Consider a twice continuously differentiable function $f: \mathbb{R}_+^0 \rightarrow \mathbb{R}$ with $f(0)=0$, $f'>0$, $f''<0$.
Does that function feature non-increasing elasticity, i.e. $$\frac{ \partial \frac{f'(x) x}{f(x)}}{\partial x} \leq 0\quad \forall x?$$
I am unable to prove this simple point, but also unable to find a counter example.
EDIT: I have made some progress, but it is not yet a proof. Take any $x>0$ and calculate the derivative on the LHS of the statement.
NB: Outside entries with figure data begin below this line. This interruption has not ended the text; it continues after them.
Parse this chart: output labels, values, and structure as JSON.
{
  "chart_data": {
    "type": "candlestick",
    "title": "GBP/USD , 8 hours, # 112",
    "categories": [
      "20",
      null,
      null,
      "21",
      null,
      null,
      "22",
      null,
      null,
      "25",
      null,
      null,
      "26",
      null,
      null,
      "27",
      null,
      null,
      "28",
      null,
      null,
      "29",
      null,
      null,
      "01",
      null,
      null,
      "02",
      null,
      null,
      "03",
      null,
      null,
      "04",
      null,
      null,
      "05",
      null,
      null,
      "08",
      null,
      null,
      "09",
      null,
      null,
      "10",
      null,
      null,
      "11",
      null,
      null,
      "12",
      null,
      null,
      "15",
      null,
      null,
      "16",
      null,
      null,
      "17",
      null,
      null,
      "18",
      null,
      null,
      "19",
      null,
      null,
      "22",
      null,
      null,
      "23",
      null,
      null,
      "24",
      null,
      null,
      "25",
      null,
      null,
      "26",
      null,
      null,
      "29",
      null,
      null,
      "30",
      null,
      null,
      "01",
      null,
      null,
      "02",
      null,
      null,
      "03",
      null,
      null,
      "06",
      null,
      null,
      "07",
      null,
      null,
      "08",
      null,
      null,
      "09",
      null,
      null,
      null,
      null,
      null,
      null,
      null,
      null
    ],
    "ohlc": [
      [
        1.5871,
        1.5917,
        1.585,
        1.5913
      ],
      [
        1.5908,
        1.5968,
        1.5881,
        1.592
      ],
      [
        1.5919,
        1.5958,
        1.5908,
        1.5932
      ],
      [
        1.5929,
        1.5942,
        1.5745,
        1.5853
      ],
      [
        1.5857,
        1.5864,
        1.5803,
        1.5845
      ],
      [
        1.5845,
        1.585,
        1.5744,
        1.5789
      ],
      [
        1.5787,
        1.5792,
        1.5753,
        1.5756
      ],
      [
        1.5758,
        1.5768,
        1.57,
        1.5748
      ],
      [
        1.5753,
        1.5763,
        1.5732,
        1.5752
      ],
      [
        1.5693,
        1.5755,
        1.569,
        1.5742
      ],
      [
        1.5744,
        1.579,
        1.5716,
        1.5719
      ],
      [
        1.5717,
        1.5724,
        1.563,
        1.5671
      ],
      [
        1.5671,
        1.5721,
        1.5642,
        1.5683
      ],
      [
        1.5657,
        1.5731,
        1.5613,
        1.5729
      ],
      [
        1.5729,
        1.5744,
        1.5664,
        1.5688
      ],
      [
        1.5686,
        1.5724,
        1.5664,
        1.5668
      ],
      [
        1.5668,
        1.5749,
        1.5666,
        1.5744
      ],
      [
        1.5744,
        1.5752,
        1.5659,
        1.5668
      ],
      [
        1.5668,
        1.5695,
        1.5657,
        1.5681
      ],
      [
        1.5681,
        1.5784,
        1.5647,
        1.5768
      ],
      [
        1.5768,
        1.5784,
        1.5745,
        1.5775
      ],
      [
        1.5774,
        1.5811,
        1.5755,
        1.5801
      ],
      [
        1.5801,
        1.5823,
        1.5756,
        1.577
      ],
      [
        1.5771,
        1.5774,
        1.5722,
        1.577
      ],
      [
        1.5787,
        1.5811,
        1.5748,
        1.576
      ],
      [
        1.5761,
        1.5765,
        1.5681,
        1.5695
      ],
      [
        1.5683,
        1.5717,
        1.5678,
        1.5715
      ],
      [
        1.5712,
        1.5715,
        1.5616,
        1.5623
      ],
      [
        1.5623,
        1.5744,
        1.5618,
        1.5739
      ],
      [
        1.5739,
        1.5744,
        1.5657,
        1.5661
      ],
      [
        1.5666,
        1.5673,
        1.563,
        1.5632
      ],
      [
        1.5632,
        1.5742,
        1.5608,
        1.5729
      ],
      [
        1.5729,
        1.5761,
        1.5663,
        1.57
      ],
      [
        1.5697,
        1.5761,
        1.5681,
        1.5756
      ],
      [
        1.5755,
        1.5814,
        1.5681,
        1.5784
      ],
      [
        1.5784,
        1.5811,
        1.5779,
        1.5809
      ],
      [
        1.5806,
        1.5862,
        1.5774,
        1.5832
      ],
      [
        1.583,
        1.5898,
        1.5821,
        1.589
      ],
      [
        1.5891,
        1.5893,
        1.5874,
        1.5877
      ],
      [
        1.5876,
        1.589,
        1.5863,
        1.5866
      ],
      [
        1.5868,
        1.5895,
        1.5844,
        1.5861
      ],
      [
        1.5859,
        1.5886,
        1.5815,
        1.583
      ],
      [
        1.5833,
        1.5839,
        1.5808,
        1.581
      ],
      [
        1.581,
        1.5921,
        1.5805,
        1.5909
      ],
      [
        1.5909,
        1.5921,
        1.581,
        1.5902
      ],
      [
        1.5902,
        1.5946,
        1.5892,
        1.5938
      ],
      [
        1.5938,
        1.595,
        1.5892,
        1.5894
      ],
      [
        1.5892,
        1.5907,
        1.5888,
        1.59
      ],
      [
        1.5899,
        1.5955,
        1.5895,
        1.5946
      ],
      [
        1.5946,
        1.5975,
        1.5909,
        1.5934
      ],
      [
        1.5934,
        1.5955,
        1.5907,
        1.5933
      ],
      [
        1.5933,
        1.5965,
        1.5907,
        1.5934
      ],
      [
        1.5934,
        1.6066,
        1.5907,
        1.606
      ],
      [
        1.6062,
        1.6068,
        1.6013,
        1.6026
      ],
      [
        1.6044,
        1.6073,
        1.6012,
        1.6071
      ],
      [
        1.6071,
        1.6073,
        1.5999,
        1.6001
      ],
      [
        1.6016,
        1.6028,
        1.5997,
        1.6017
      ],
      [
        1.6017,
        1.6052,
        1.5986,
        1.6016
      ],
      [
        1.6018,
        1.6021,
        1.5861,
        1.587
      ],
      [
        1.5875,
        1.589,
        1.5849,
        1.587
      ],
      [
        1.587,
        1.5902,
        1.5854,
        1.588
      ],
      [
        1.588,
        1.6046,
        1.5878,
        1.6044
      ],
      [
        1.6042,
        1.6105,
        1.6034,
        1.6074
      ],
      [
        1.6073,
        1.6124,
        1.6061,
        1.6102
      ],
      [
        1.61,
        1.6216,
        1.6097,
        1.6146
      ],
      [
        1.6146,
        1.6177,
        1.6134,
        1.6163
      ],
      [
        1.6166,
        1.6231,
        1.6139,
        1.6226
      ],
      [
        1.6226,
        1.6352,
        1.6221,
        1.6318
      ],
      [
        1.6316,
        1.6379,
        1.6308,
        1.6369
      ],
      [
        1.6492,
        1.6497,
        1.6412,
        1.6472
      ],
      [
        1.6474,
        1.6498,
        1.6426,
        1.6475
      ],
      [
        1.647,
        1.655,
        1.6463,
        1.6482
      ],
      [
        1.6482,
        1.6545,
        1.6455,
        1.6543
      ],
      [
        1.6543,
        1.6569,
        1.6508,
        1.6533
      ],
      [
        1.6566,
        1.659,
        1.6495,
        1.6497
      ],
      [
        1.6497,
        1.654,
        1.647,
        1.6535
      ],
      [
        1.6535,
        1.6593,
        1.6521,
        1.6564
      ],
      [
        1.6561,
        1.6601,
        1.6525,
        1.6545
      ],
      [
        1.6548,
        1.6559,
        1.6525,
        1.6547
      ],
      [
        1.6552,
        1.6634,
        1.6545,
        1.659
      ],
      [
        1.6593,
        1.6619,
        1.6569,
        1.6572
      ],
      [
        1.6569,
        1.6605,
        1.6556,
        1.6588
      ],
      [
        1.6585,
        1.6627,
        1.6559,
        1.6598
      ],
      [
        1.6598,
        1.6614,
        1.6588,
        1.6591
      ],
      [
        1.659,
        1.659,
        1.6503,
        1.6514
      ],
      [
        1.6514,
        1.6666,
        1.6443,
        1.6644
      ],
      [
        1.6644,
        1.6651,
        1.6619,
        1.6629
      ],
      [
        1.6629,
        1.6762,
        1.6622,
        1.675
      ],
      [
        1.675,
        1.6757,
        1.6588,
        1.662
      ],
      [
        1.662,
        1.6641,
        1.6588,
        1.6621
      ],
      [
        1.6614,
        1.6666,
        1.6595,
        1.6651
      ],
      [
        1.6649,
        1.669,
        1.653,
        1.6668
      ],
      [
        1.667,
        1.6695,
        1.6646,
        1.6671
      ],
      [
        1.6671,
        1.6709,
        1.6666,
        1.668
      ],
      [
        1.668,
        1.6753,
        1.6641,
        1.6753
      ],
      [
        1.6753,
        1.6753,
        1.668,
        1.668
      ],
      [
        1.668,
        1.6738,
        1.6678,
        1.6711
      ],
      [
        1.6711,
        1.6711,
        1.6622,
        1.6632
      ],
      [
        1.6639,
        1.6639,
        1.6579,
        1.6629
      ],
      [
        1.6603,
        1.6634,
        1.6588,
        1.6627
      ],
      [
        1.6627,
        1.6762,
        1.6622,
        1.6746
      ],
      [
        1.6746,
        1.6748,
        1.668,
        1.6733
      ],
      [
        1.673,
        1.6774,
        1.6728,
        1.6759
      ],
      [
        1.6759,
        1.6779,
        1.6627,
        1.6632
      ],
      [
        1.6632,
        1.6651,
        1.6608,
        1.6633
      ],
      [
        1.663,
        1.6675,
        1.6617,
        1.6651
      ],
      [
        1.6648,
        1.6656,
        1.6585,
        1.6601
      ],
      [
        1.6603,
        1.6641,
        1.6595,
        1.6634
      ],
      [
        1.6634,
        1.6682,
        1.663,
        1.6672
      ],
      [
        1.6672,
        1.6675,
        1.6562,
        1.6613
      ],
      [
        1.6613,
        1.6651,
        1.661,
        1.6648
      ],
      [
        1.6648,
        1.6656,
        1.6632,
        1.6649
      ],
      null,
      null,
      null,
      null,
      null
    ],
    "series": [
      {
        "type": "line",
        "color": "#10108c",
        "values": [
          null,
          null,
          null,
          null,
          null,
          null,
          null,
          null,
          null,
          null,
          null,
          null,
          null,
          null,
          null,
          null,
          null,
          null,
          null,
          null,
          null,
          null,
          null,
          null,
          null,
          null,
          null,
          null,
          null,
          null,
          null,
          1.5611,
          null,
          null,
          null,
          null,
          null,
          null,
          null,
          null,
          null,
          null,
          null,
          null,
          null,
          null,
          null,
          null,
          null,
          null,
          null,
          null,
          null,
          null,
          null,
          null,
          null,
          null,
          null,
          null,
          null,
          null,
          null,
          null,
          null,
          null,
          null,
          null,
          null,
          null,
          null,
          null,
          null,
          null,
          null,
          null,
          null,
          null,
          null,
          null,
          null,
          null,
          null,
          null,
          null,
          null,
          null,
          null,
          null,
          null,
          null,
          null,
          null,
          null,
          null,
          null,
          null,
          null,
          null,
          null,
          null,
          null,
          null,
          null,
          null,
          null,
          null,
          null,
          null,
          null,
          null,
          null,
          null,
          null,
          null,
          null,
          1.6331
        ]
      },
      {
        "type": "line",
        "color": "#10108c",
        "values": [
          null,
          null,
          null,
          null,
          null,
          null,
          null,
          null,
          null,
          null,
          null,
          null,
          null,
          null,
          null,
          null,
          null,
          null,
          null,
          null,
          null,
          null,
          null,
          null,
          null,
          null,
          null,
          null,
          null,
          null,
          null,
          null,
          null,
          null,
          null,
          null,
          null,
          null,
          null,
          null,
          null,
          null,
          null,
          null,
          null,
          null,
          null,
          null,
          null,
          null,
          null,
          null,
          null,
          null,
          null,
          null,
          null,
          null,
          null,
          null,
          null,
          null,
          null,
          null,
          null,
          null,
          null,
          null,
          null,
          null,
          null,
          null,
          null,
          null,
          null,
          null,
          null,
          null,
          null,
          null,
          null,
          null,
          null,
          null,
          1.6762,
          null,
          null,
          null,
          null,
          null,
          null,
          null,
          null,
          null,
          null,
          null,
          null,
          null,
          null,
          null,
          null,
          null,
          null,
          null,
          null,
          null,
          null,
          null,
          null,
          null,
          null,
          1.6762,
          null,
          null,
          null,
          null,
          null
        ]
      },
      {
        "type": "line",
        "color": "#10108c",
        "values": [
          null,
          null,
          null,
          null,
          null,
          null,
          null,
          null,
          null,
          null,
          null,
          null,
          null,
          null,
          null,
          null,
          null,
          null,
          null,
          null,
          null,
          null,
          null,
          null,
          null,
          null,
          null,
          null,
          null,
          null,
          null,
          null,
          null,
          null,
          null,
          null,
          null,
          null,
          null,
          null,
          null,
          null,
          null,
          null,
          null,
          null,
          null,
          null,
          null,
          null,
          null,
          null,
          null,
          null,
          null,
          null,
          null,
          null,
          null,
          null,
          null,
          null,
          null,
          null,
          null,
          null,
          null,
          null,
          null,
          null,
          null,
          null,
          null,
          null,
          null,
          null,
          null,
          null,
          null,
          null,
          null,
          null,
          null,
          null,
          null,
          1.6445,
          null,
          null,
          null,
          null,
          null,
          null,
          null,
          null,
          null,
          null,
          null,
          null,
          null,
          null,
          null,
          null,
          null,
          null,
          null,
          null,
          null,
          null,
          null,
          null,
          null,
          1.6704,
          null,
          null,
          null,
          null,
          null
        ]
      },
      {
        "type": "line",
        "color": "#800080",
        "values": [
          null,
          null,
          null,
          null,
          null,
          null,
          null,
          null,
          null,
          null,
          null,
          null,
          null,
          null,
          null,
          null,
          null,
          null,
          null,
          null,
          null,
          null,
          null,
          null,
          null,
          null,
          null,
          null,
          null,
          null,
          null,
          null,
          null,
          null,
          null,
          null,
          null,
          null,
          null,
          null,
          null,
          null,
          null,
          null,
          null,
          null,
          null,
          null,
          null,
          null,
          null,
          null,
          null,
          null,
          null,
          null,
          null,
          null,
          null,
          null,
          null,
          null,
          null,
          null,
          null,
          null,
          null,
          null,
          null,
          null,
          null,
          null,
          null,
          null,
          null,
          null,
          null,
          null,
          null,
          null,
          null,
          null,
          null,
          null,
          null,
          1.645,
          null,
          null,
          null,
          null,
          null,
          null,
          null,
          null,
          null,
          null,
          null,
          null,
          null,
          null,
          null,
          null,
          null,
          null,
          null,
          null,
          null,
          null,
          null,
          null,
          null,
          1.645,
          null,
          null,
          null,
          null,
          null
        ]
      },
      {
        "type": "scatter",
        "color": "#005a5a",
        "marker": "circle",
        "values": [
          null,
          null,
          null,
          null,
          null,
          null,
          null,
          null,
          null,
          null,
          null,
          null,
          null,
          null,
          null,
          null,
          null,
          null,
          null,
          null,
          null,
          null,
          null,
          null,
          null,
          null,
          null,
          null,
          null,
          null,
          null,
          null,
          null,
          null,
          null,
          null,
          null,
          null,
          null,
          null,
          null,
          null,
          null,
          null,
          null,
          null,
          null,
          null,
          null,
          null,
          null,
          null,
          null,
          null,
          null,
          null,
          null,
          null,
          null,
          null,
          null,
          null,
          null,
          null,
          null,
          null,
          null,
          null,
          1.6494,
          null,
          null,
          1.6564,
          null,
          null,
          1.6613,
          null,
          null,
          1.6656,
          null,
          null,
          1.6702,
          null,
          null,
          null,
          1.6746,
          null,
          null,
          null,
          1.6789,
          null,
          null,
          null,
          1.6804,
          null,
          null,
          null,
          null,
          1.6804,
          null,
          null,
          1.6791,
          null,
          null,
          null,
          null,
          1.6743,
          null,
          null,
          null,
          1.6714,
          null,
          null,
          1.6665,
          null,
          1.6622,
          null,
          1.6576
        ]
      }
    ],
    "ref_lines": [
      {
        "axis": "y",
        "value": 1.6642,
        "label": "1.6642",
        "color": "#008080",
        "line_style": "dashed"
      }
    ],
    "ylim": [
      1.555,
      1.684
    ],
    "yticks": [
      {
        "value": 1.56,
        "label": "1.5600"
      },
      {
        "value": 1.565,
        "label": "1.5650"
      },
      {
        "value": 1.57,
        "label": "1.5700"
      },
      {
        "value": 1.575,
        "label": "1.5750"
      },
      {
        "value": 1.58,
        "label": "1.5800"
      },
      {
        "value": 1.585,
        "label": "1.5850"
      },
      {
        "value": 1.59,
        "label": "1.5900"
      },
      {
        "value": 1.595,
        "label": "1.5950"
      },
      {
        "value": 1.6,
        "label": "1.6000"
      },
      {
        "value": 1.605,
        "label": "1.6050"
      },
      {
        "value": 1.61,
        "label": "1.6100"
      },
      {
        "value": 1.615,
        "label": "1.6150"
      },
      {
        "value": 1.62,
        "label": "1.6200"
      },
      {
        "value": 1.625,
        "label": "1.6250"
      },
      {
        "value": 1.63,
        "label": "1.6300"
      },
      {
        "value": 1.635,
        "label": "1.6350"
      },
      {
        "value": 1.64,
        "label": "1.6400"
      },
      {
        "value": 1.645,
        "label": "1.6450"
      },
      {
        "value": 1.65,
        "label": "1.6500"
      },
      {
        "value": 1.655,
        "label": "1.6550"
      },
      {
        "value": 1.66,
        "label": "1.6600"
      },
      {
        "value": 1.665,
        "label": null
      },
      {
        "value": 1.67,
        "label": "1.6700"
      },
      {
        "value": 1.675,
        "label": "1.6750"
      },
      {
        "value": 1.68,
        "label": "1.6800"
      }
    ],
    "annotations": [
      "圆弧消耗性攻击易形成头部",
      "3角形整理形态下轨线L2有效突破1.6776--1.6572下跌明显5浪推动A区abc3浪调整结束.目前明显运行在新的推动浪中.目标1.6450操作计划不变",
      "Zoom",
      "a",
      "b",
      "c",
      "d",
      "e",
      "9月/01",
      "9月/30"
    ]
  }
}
The statement is true if (and only if)
$$ f'(x) x - f(x) \geq \frac{f''(x) f(x) x}{f'(x)}$$
Using a second order Taylor expansion we obtain
$$0=f(0)=f(x) - f'(x)x + 1/2 f''(x)x^2 - O(x^3).$$
Rearranging and plugging into the inequality we get
$$ f''(x)x^2/2 - O(x^3) \geq \frac{f''(x) f(x) x}{f'(x)}$$
Which (at least in a neighborhood of 0 or if $-O(x^3)\geq 0$) has a sufficient condition in
$$ f'(x) \leq 2\frac{f(x)}{x}.$$
Since $f(x)/x \geq f'(x)$ (because $f$ is concave, increasing and goes through the origin) that is true. Yet we don't know anything about what happens if $O(x^3) >0$ and we are far away from $x=0$.